Home Chevrolet History Zora: The Legend Behind Corvette

Motor Trend April 2003

Corvette Required Reading
A few choice works that speak volumes about America's longest-running sports car

Wander through the transportation section of a bookstore or a peruse a catalog from an automotive-enthusiast bookseller, and you'll find no shortage of titles covering Chevrolet's two-seat icon. But here are a few extraordinary titles no Corvette fan's bookshelves should be without.

Corvette from the Inside: The 50-Year Development History by Dave Mclellan

One could search high and low and not find a more credible source for telling the story of the Corvette's evolution from Blue Flame Six to Z06 than Dave McLellan, the car's chief engineer from 1975 to 1992. Where his immediate predecessor, Zora Arkus-Duntov, was, at times, idealistic and single-minded about the path the Corvette should take, McLellan proved skillful in navigating the Corvette's evolution through General Motors often Byzantine corporate structure. Though McLellan's stewardship began in the dark days following the 1973-1974 energy crisis and ended subsequent to the introductions of highly regarded ZR-1 and LTq 40th Anniversary models, the author takes us inside the workings of GM for a complete picture, from the first Motorama car of 1952 to an exciting vision of what future Corvettes might become.

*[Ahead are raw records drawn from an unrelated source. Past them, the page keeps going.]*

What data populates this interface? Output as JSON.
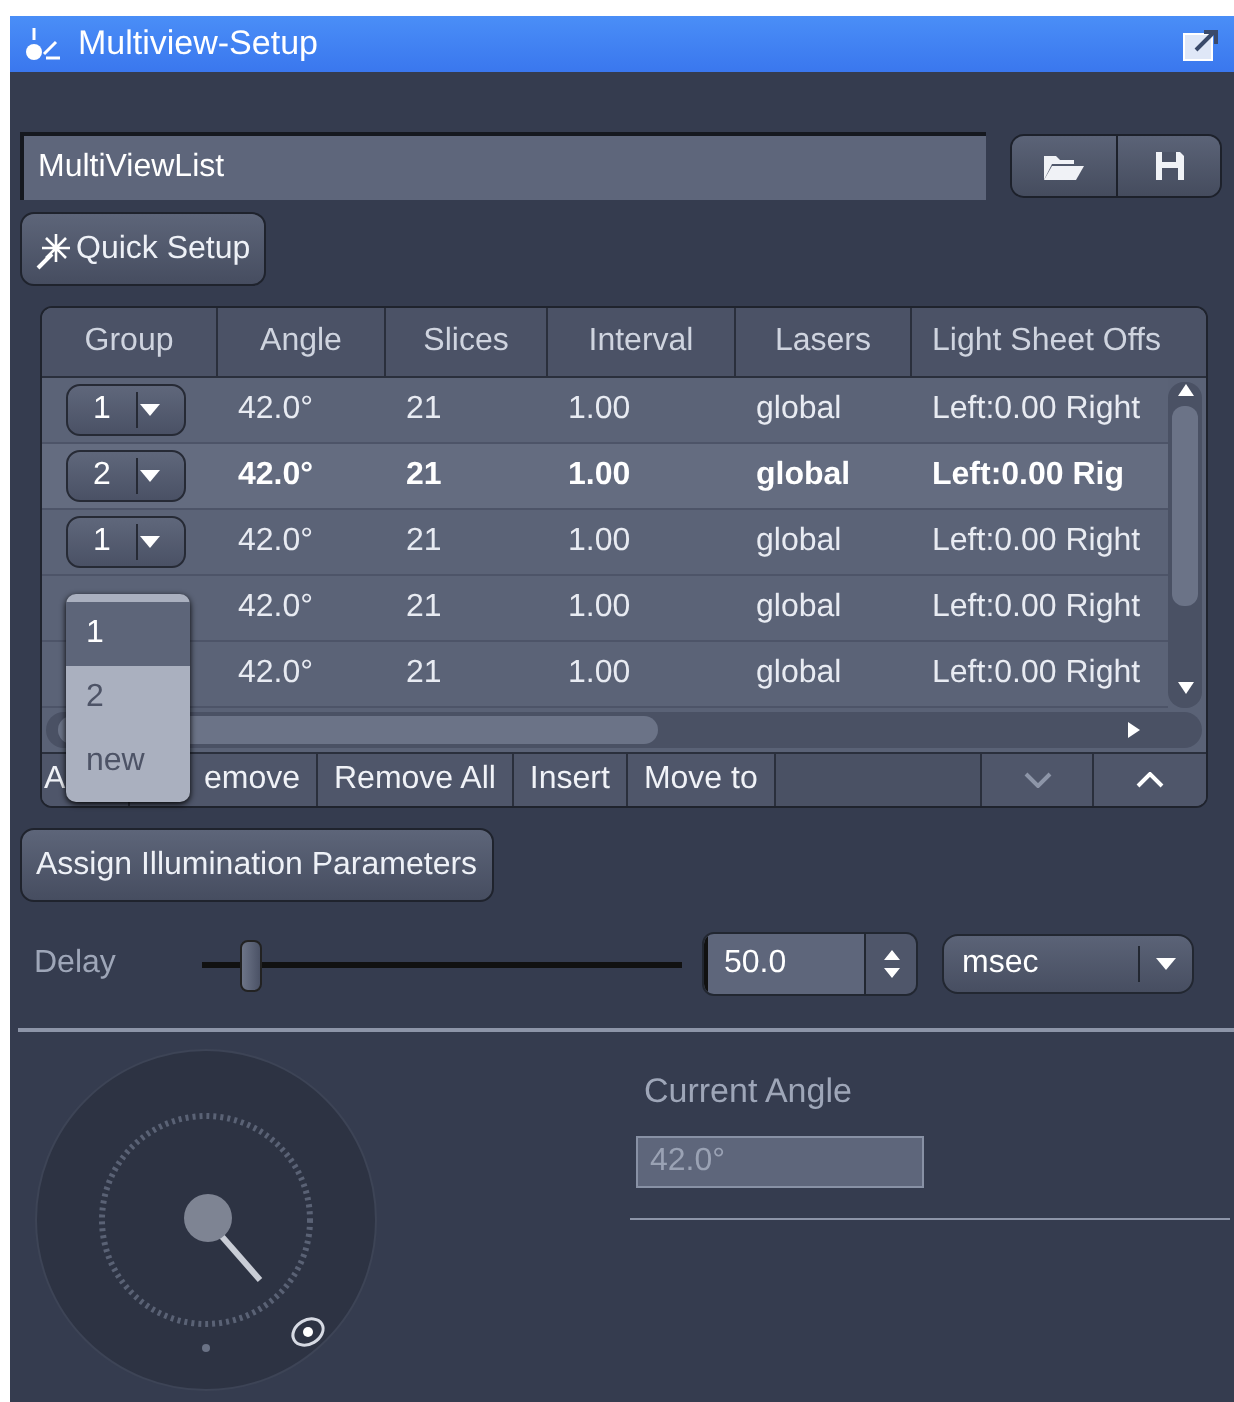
{
  "window": {
    "title": "Multiview-Setup"
  },
  "list_field": {
    "value": "MultiViewList"
  },
  "quick_setup": "Quick Setup",
  "table": {
    "columns": [
      "Group",
      "Angle",
      "Slices",
      "Interval",
      "Lasers",
      "Light Sheet Offs"
    ],
    "rows": [
      {
        "group": "1",
        "angle": "42.0°",
        "slices": "21",
        "interval": "1.00",
        "lasers": "global",
        "light_sheet_offs": "Left:0.00 Right",
        "selected": false
      },
      {
        "group": "2",
        "angle": "42.0°",
        "slices": "21",
        "interval": "1.00",
        "lasers": "global",
        "light_sheet_offs": "Left:0.00 Rig",
        "selected": true
      },
      {
        "group": "1",
        "angle": "42.0°",
        "slices": "21",
        "interval": "1.00",
        "lasers": "global",
        "light_sheet_offs": "Left:0.00 Right",
        "selected": false
      },
      {
        "angle": "42.0°",
        "slices": "21",
        "interval": "1.00",
        "lasers": "global",
        "light_sheet_offs": "Left:0.00 Right",
        "selected": false
      },
      {
        "angle": "42.0°",
        "slices": "21",
        "interval": "1.00",
        "lasers": "global",
        "light_sheet_offs": "Left:0.00 Right",
        "selected": false
      }
    ]
  },
  "group_dropdown": {
    "options": [
      {
        "label": "1",
        "selected": true
      },
      {
        "label": "2",
        "selected": false
      },
      {
        "label": "new",
        "selected": false
      }
    ]
  },
  "toolbar": [
    "A",
    "emove",
    "Remove All",
    "Insert",
    "Move to"
  ],
  "assign_button": "Assign Illumination Parameters",
  "delay": {
    "label": "Delay",
    "level": 0.1,
    "value": "50.0",
    "unit": "msec"
  },
  "current_angle": {
    "label": "Current Angle",
    "value": "42.0°",
    "disabled": true
  }
}
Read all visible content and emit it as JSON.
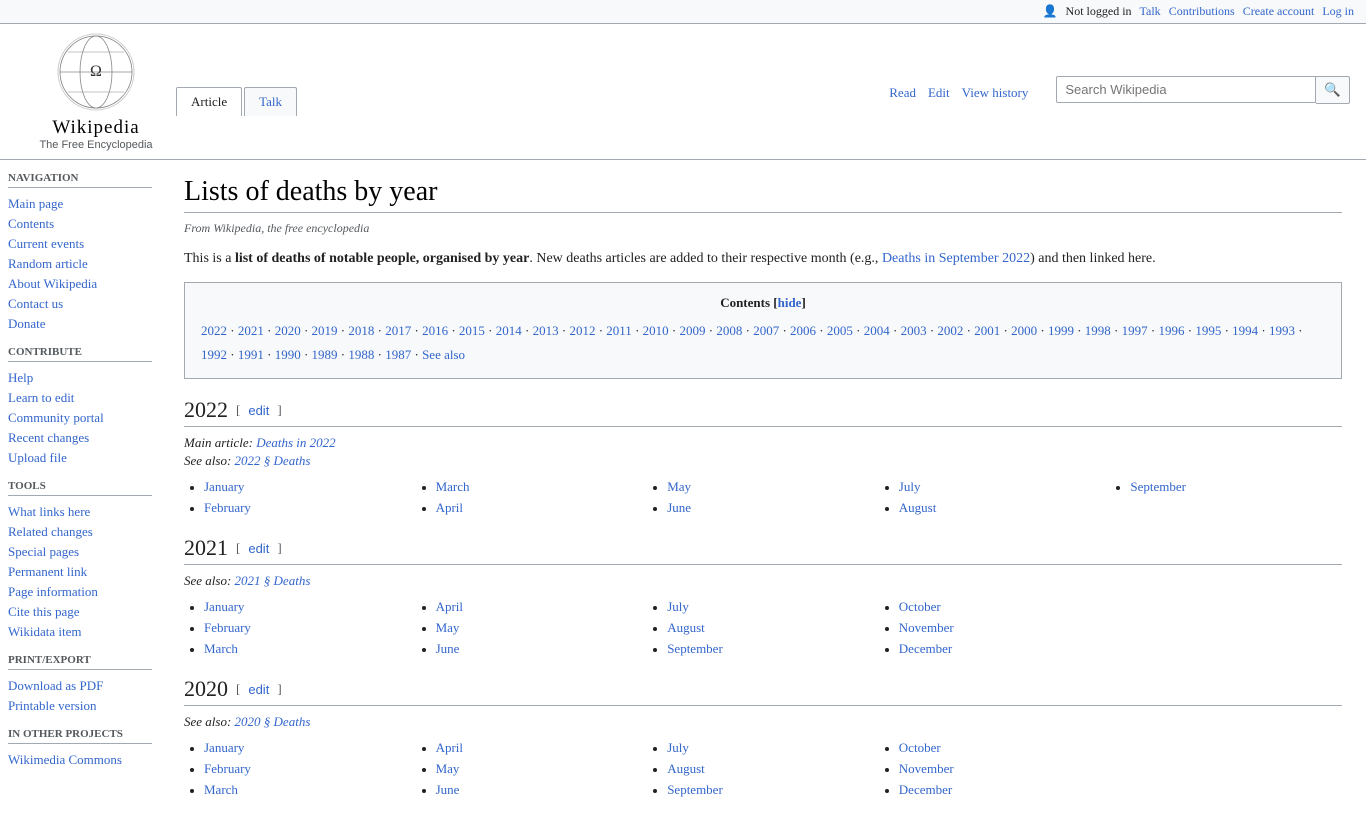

Zora Arkus-Duntov: The Legend Behind Corvette by Jerry Burton

Burton's comprehensive tome on the life and times of arguably the most fascinating personality associated with the Corvette is a must-read. The founding editor and current editorial director of Corvette Quarterly magazine spent five years interviewing the associates, friends, and family members of Mr. Arkus-Duntov to bring to life the personal side of this one-of-a-kind engineer, race driver, risk taker, man about town, and corporate mover and shaker. Burton takes the reader from Zora's early boyhood in revolutionary Russia, through the harrowing times in Nazi Germany, escapades at speed on the great racetracks of Europe, hot-rod parts manufacturing in the United States, and finally the immigrant Jew's determined rise to respectability at General Motors. This book is captivating glimpse behind the scenes of the onetime director of high performance for Chevrolet, Corvette's first chief engineer, and , above all, indefatigable champion of GMs two-seater.